25 June 2011

To be English or not to be English

Sometimes you have to do things that don’t appeal to you, to find out if they really are as disappointing as you think. In the worst case you find out you really had a reason for not being attracted. In the best case you find out it’s better than you could ever guess!

When Laura, back in the days, invited me to a football match I accepted the invitation. And had fun! I also decided there were so many people I love and admire who love Johnny Cash I had to give it a try. I listened to every song on his MySpace page. And didn’t enjoy a second of it. Watching rugby with the Isle of Wight fieldwork crew was about as tedious. Going surfing with Federico, on the other hand, was so good I now want more.

Given that I’ve now lived in England for almost two years there’s a big omission in my life in this category. You haven’t really seen England until you’ve seen cricket! So one profoundly British day I accepted an invitation by Jon to come and watch a game of cricket. And that day had come.
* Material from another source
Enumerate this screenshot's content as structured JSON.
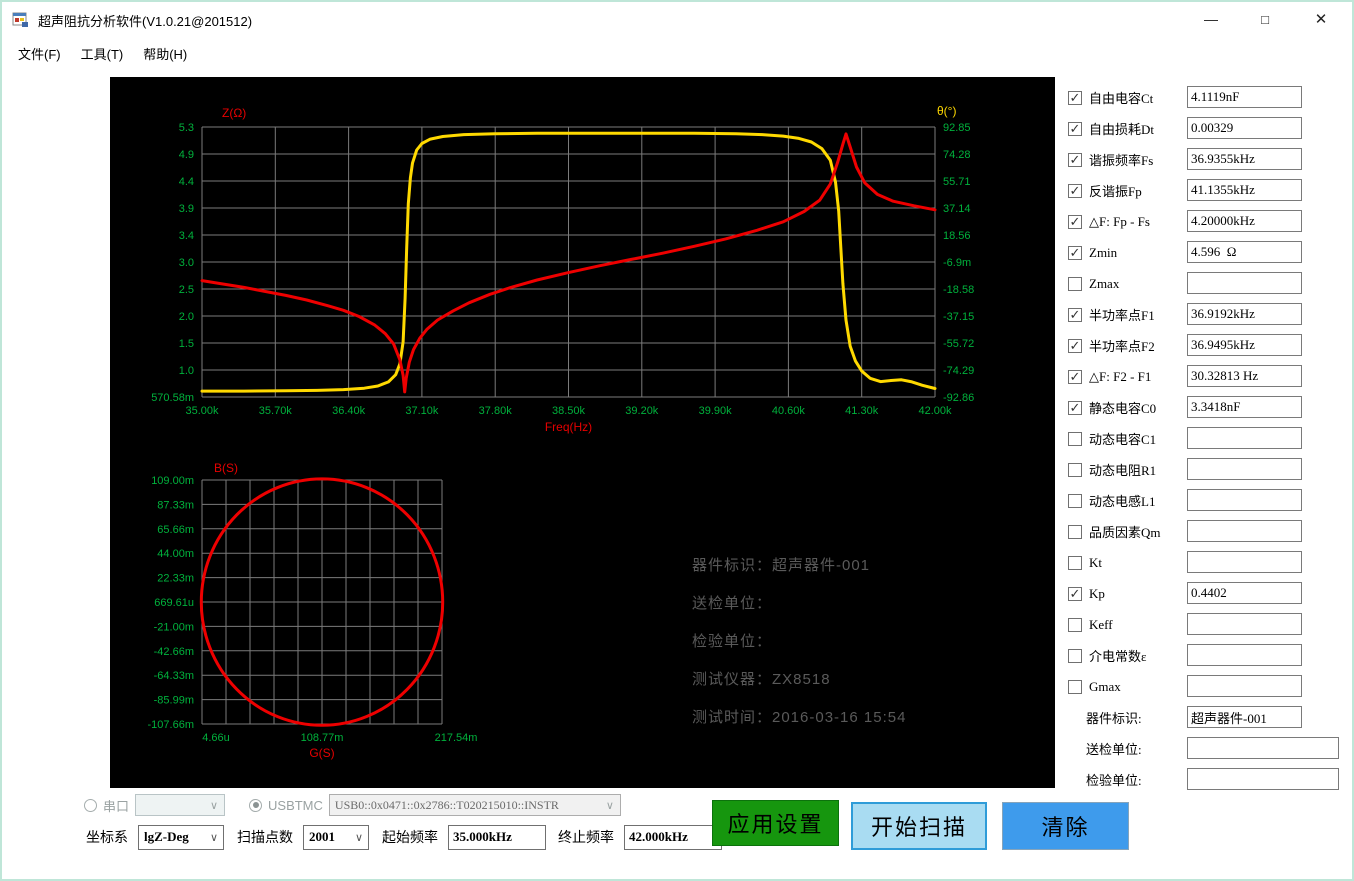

Not only the day came. With it came extensive, water-laden clouds. And cricket’s main enemy, beside progress, is rain. So the game was called off, and I’ll get my chance some other day. But now the day was open for other activities...

Neil needed a break from work, and cunningly decided he could use this slot of time for his own purposes. He invited me to a walk + BBQ on Dartmoor, and when I accepted he added we would visit the site of a WWII plane crash.

With my ankle still not quite right I decided to go on my every day shoes. Low and very permeable. On most days and in most company that would do! But not with Neil on a day when he decides on having a BBQ. With the barbecue in his hand he dragged me over swampy hilltops, though soggy fern forests, over mossy boulder fields, over rivers and through bogs... soon after we left the car it started raining, and the rain got steadily heavier.

 Mad lawyer with disposable BBQ in a soggy field

We found the site. A Liberator had failed to clear a hilltop, and on impact all sorts of bits of plane dug craters in the hillside. There’s more about this tragedy on this website.

I was intrigued by the blobs of metal, caused by parts of the plane melting in the heat of the impact, and solidifying again on the cold moors ground. An engine that had dug its way into the soil was impressive as well...

When we head seen what there is to see we found a bit of shelter, and lit the barbecue. It was almost Norwegian! It was late June, in southern England, and there we were, watching the steaks in our jumpers, waterproof jackets and dripping trousers, while the wind dragged clouds low overhead and chastised the trees with rain.

There seemed to be a dragon in the trees! 

No way I could finish that! Luckily Neil could.

With more luck than skill we grilled two perfect steaks, but when these were devoured we decided it was time to return. The weather wasn’t getting any better, and daylight wouldn’t last that much longer. So while the gale whipped up the water in the nearby reservoir we made our way back. I had expected to drink Pimm’s in the sun while watching a sophisticated game of cricket, and what I got was cold, wet, gloom, death and desolation, served with large dollops of defiance! It’s good that life still has its surprises...

Who would have guessed this is southwest England in late June!